Znany z ekstremalnych wyczynów Andrzej Bargiel podczas zakładania kolejnych obozów na Lhotse (pierwszy na wysokości 6000 m, drugi na 6400 m, trzeci na 7100 m, czwarty na 7850 m) trasę pomiędzy nimi pokonywał średnio w czasie około 2,5 godziny. Według uczestników wyprawy oznacza to, że zakopiańczyk może pokonać dystans między bazą a szczytem nawet w 16 godzin!
Rekord wspinaczki z bazy na szczyt Lhotse wynosi 23 godziny 50 minut i należy do Carlosa Carsolio, który 4 października skończy 50 lat. Meksykański alpinista w 1996 roku, jako czwarty na świecie, a pierwszy na amerykańskim kontynencie, zdobył wszystkie 14 ośmiotysięczników i tym samym Koronę Himalajów. Miał wówczas 33 lata i do tego osiągnięcia doszedł w ciągu 11 sezonów. Nikomu dotychczas nie udało się tego dokonać w tak młodym wieku.
Polska tegoroczna wyprawa na Lhotse odbywa się w ramach programu Polskiego Himalaizmu Zimowego. Celem ekspedycji jest m.in. sprawdzenie młodych, utalentowanych alpinistów na dużej wysokości oraz nabranie przez nich niezbędnego doświadczenia wysokogórskiego, zanim zaatakują niezdobyte jeszcze zimą ośmiotysięczniki.
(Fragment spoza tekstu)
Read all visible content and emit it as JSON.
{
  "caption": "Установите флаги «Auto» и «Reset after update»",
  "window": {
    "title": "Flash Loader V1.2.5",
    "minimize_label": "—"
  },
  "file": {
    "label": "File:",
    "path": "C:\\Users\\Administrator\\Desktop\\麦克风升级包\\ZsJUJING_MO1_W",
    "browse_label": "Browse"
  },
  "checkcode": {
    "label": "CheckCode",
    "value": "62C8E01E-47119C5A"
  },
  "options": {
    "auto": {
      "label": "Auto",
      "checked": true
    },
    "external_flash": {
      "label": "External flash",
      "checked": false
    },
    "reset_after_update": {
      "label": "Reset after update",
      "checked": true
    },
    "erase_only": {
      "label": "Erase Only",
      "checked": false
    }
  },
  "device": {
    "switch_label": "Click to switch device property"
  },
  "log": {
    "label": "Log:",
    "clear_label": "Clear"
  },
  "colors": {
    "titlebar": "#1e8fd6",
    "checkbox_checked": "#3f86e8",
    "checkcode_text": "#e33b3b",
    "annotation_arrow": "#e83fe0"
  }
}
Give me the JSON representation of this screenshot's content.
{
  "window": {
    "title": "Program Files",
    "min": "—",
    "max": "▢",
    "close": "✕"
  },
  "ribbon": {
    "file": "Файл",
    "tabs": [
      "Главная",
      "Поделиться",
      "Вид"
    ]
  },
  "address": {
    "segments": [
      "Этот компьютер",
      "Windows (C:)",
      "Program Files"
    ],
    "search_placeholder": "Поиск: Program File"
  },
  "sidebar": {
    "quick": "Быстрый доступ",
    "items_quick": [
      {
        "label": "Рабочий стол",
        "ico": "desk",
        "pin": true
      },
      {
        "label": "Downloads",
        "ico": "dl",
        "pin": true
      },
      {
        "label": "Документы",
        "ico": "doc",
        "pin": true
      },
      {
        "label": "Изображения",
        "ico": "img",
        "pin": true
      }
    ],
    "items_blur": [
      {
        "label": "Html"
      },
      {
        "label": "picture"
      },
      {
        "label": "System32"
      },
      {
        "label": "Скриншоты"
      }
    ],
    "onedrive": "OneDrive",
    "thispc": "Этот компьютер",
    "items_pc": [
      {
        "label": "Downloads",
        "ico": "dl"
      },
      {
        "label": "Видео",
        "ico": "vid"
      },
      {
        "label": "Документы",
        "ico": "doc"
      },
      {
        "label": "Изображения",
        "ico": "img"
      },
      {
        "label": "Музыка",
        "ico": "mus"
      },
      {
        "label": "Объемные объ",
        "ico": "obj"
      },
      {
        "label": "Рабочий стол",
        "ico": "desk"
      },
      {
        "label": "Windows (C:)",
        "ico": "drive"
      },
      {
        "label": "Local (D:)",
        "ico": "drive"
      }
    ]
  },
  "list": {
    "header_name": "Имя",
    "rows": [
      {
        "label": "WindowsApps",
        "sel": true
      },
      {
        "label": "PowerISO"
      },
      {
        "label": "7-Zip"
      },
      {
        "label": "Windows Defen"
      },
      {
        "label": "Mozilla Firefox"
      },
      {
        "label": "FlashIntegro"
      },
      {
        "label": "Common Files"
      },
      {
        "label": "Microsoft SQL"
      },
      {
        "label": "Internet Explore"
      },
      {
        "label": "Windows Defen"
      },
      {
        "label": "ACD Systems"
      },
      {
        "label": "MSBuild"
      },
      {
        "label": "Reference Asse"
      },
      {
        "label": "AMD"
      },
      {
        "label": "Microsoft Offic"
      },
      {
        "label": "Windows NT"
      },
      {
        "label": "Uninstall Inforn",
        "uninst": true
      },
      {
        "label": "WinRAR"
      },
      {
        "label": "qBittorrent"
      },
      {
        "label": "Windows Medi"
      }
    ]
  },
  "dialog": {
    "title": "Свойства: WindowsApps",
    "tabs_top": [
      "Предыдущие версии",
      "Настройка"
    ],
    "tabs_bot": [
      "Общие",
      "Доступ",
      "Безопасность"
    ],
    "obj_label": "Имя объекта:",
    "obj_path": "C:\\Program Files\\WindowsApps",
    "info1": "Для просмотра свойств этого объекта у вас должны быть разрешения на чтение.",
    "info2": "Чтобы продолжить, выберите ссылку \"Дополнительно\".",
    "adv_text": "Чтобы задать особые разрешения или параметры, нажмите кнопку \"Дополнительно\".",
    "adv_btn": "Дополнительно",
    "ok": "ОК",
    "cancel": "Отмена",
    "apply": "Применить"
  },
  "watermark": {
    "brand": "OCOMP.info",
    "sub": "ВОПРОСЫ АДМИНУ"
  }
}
Zaproponowany przez Hajzera program wejścia na niezdobyte jeszcze zimą ośmiotysięczniki przyniósł już pierwsze efekty. 9 marca na szczycie Gasherbruma I jako pierwsi ludzie w historii stanęli Janusz Gołąb i Adam Bielecki. Największym wyzwaniem dla himalaistów będzie jednak zimowe wejście na K2 - górę uważaną za najtrudniejszą na świecie. Adam Bielecki zdobył już jednak cenne doświadczenie - 31 lipca osiągnął wierzchołek po samotnym ataku podczas wyprawy rekonesansowej.